Improving the Circularization Efficiency, Stability and Translatability of Circular RNA by circDesign

Synthetic circular RNA (circRNA) has emerged as a promising platform for vaccine and therapeutic development, featuring its uniqueness in a closed-loop structure, cap-independent translation mechanism, and prolonged expression. However, the rational design of a circRNA sequence to jointly improve its stability and protein coding potential remains challenging.

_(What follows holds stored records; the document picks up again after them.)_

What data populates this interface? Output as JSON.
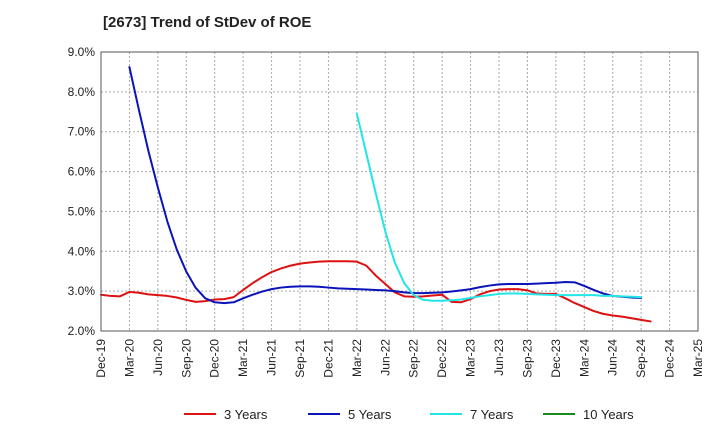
{
  "chart_data": {
    "type": "line",
    "title": "[2673]  Trend of StDev of ROE",
    "xlabel": "",
    "ylabel": "",
    "x_ticks": [
      "Dec-19",
      "Mar-20",
      "Jun-20",
      "Sep-20",
      "Dec-20",
      "Mar-21",
      "Jun-21",
      "Sep-21",
      "Dec-21",
      "Mar-22",
      "Jun-22",
      "Sep-22",
      "Dec-22",
      "Mar-23",
      "Jun-23",
      "Sep-23",
      "Dec-23",
      "Mar-24",
      "Jun-24",
      "Sep-24",
      "Dec-24",
      "Mar-25"
    ],
    "y_ticks": [
      "2.0%",
      "3.0%",
      "4.0%",
      "5.0%",
      "6.0%",
      "7.0%",
      "8.0%",
      "9.0%"
    ],
    "ylim": [
      2.0,
      9.0
    ],
    "grid": true,
    "legend_position": "bottom",
    "series": [
      {
        "name": "3 Years",
        "color": "#dd1111",
        "points": [
          [
            "Dec-19",
            2.91
          ],
          [
            "Jan-20",
            2.88
          ],
          [
            "Feb-20",
            2.87
          ],
          [
            "Mar-20",
            2.98
          ],
          [
            "Apr-20",
            2.96
          ],
          [
            "May-20",
            2.92
          ],
          [
            "Jun-20",
            2.9
          ],
          [
            "Jul-20",
            2.88
          ],
          [
            "Aug-20",
            2.84
          ],
          [
            "Sep-20",
            2.78
          ],
          [
            "Oct-20",
            2.73
          ],
          [
            "Nov-20",
            2.75
          ],
          [
            "Dec-20",
            2.79
          ],
          [
            "Jan-21",
            2.8
          ],
          [
            "Feb-21",
            2.85
          ],
          [
            "Mar-21",
            3.03
          ],
          [
            "Apr-21",
            3.2
          ],
          [
            "May-21",
            3.35
          ],
          [
            "Jun-21",
            3.48
          ],
          [
            "Jul-21",
            3.57
          ],
          [
            "Aug-21",
            3.64
          ],
          [
            "Sep-21",
            3.69
          ],
          [
            "Oct-21",
            3.72
          ],
          [
            "Nov-21",
            3.74
          ],
          [
            "Dec-21",
            3.75
          ],
          [
            "Jan-22",
            3.75
          ],
          [
            "Feb-22",
            3.75
          ],
          [
            "Mar-22",
            3.74
          ],
          [
            "Apr-22",
            3.64
          ],
          [
            "May-22",
            3.39
          ],
          [
            "Jun-22",
            3.18
          ],
          [
            "Jul-22",
            2.97
          ],
          [
            "Aug-22",
            2.87
          ],
          [
            "Sep-22",
            2.86
          ],
          [
            "Oct-22",
            2.87
          ],
          [
            "Nov-22",
            2.89
          ],
          [
            "Dec-22",
            2.91
          ],
          [
            "Jan-23",
            2.73
          ],
          [
            "Feb-23",
            2.72
          ],
          [
            "Mar-23",
            2.8
          ],
          [
            "Apr-23",
            2.92
          ],
          [
            "May-23",
            3.0
          ],
          [
            "Jun-23",
            3.04
          ],
          [
            "Jul-23",
            3.05
          ],
          [
            "Aug-23",
            3.05
          ],
          [
            "Sep-23",
            3.02
          ],
          [
            "Oct-23",
            2.94
          ],
          [
            "Nov-23",
            2.93
          ],
          [
            "Dec-23",
            2.93
          ],
          [
            "Jan-24",
            2.82
          ],
          [
            "Feb-24",
            2.7
          ],
          [
            "Mar-24",
            2.6
          ],
          [
            "Apr-24",
            2.5
          ],
          [
            "May-24",
            2.43
          ],
          [
            "Jun-24",
            2.39
          ],
          [
            "Jul-24",
            2.36
          ],
          [
            "Aug-24",
            2.32
          ],
          [
            "Sep-24",
            2.28
          ],
          [
            "Oct-24",
            2.24
          ]
        ]
      },
      {
        "name": "5 Years",
        "color": "#0a14b8",
        "points": [
          [
            "Mar-20",
            8.62
          ],
          [
            "Apr-20",
            7.55
          ],
          [
            "May-20",
            6.52
          ],
          [
            "Jun-20",
            5.6
          ],
          [
            "Jul-20",
            4.75
          ],
          [
            "Aug-20",
            4.04
          ],
          [
            "Sep-20",
            3.49
          ],
          [
            "Oct-20",
            3.08
          ],
          [
            "Nov-20",
            2.82
          ],
          [
            "Dec-20",
            2.72
          ],
          [
            "Jan-21",
            2.7
          ],
          [
            "Feb-21",
            2.72
          ],
          [
            "Mar-21",
            2.82
          ],
          [
            "Apr-21",
            2.91
          ],
          [
            "May-21",
            2.99
          ],
          [
            "Jun-21",
            3.05
          ],
          [
            "Jul-21",
            3.09
          ],
          [
            "Aug-21",
            3.11
          ],
          [
            "Sep-21",
            3.12
          ],
          [
            "Oct-21",
            3.12
          ],
          [
            "Nov-21",
            3.11
          ],
          [
            "Dec-21",
            3.09
          ],
          [
            "Jan-22",
            3.07
          ],
          [
            "Feb-22",
            3.06
          ],
          [
            "Mar-22",
            3.05
          ],
          [
            "Apr-22",
            3.04
          ],
          [
            "May-22",
            3.03
          ],
          [
            "Jun-22",
            3.02
          ],
          [
            "Jul-22",
            3.0
          ],
          [
            "Aug-22",
            2.97
          ],
          [
            "Sep-22",
            2.95
          ],
          [
            "Oct-22",
            2.95
          ],
          [
            "Nov-22",
            2.96
          ],
          [
            "Dec-22",
            2.97
          ],
          [
            "Jan-23",
            2.99
          ],
          [
            "Feb-23",
            3.02
          ],
          [
            "Mar-23",
            3.05
          ],
          [
            "Apr-23",
            3.1
          ],
          [
            "May-23",
            3.14
          ],
          [
            "Jun-23",
            3.17
          ],
          [
            "Jul-23",
            3.18
          ],
          [
            "Aug-23",
            3.18
          ],
          [
            "Sep-23",
            3.18
          ],
          [
            "Oct-23",
            3.19
          ],
          [
            "Nov-23",
            3.2
          ],
          [
            "Dec-23",
            3.21
          ],
          [
            "Jan-24",
            3.23
          ],
          [
            "Feb-24",
            3.22
          ],
          [
            "Mar-24",
            3.13
          ],
          [
            "Apr-24",
            3.03
          ],
          [
            "May-24",
            2.94
          ],
          [
            "Jun-24",
            2.88
          ],
          [
            "Jul-24",
            2.86
          ],
          [
            "Aug-24",
            2.84
          ],
          [
            "Sep-24",
            2.83
          ]
        ]
      },
      {
        "name": "7 Years",
        "color": "#22e6e6",
        "points": [
          [
            "Mar-22",
            7.45
          ],
          [
            "Apr-22",
            6.45
          ],
          [
            "May-22",
            5.45
          ],
          [
            "Jun-22",
            4.5
          ],
          [
            "Jul-22",
            3.72
          ],
          [
            "Aug-22",
            3.2
          ],
          [
            "Sep-22",
            2.9
          ],
          [
            "Oct-22",
            2.78
          ],
          [
            "Nov-22",
            2.76
          ],
          [
            "Dec-22",
            2.76
          ],
          [
            "Jan-23",
            2.77
          ],
          [
            "Feb-23",
            2.79
          ],
          [
            "Mar-23",
            2.83
          ],
          [
            "Apr-23",
            2.87
          ],
          [
            "May-23",
            2.9
          ],
          [
            "Jun-23",
            2.93
          ],
          [
            "Jul-23",
            2.94
          ],
          [
            "Aug-23",
            2.94
          ],
          [
            "Sep-23",
            2.93
          ],
          [
            "Oct-23",
            2.92
          ],
          [
            "Nov-23",
            2.91
          ],
          [
            "Dec-23",
            2.9
          ],
          [
            "Jan-24",
            2.9
          ],
          [
            "Feb-24",
            2.9
          ],
          [
            "Mar-24",
            2.9
          ],
          [
            "Apr-24",
            2.9
          ],
          [
            "May-24",
            2.88
          ],
          [
            "Jun-24",
            2.88
          ],
          [
            "Jul-24",
            2.87
          ],
          [
            "Aug-24",
            2.86
          ],
          [
            "Sep-24",
            2.85
          ]
        ]
      },
      {
        "name": "10 Years",
        "color": "#1a8a1a",
        "points": []
      }
    ]
  }
}
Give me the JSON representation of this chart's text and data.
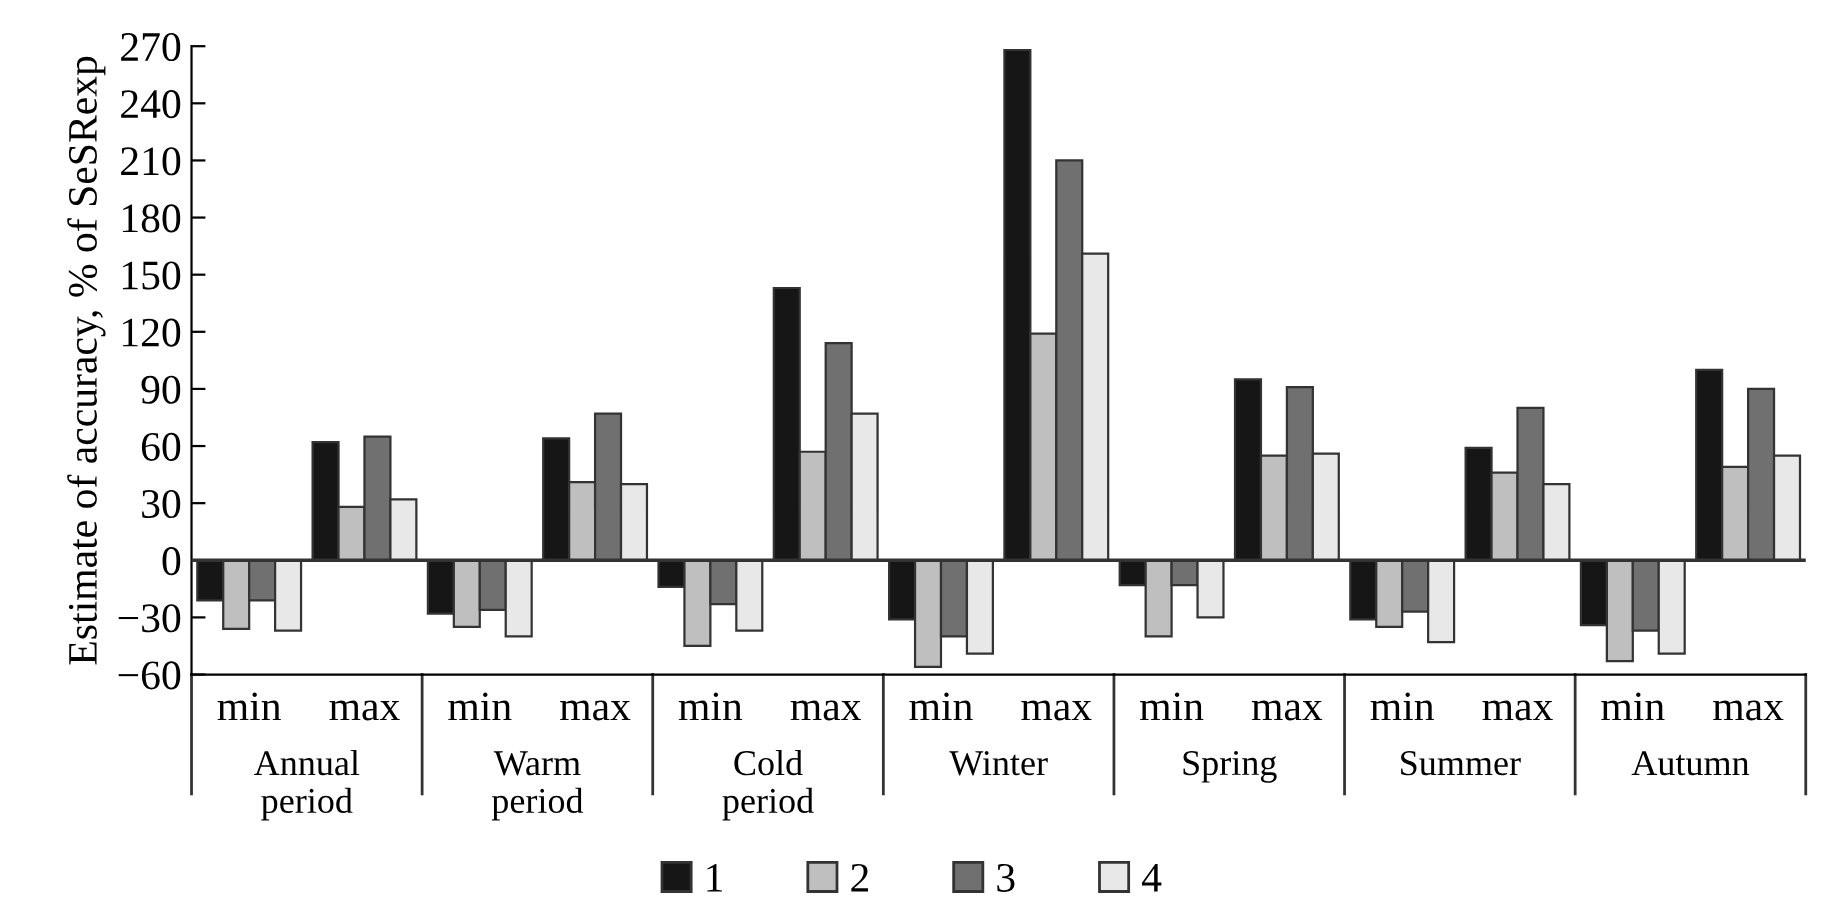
{
  "chart_data": {
    "type": "bar",
    "ylabel": "Estimate of accuracy, % of SeSRexp",
    "categories": [
      "min",
      "max",
      "min",
      "max",
      "min",
      "max",
      "min",
      "max",
      "min",
      "max",
      "min",
      "max",
      "min",
      "max"
    ],
    "annotations": [
      "Annual\nperiod",
      "Warm\nperiod",
      "Cold\nperiod",
      "Winter",
      "Spring",
      "Summer",
      "Autumn"
    ],
    "series": [
      {
        "name": "1",
        "color": "#161616",
        "values": [
          -21,
          62,
          -28,
          64,
          -14,
          143,
          -31,
          268,
          -13,
          95,
          -31,
          59,
          -34,
          100
        ]
      },
      {
        "name": "2",
        "color": "#bfbfbf",
        "values": [
          -36,
          28,
          -35,
          41,
          -45,
          57,
          -56,
          119,
          -40,
          55,
          -35,
          46,
          -53,
          49
        ]
      },
      {
        "name": "3",
        "color": "#707070",
        "values": [
          -21,
          65,
          -26,
          77,
          -23,
          114,
          -40,
          210,
          -13,
          91,
          -27,
          80,
          -37,
          90
        ]
      },
      {
        "name": "4",
        "color": "#e8e8e8",
        "values": [
          -37,
          32,
          -40,
          40,
          -37,
          77,
          -49,
          161,
          -30,
          56,
          -43,
          40,
          -49,
          55
        ]
      }
    ],
    "ylim": [
      -60,
      270
    ],
    "yticks": [
      {
        "value": -60,
        "label": "−60"
      },
      {
        "value": -30,
        "label": "−30"
      },
      0,
      30,
      60,
      90,
      120,
      150,
      180,
      210,
      240,
      270
    ],
    "legend": "bottom"
  }
}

In this study, we present circDesign, an efficient algorithm to achieve the optimal design of circRNA by ensuring optimized folding of each segment, which leads to enhanced circularization efficiency, stability, and translatability. Using rabies virus glycoprotein (RABV-G) as the model antigen, we demonstrated that circDesign-generated circRNAs exhibited higher stability and protein translation efficiency in vitro and in vivo compared to other codon adaptation index (CAI)-optimized sequences, thus leading to enhanced in vivo immunogenicity. Ribosome and polysome profiling further revealed that an intact internal ribosome entry site (IRES) structure is critical for efficient translation. By intentionally disrupting the IRES motifs, we observed that the resulting circRNA sequences had lower translatability compared to circDesign-generated sequences. Taken together, our circular RNA design algorithm provides a general strategy to leverage the capability of circRNA as next-generation vaccines or therapeutics.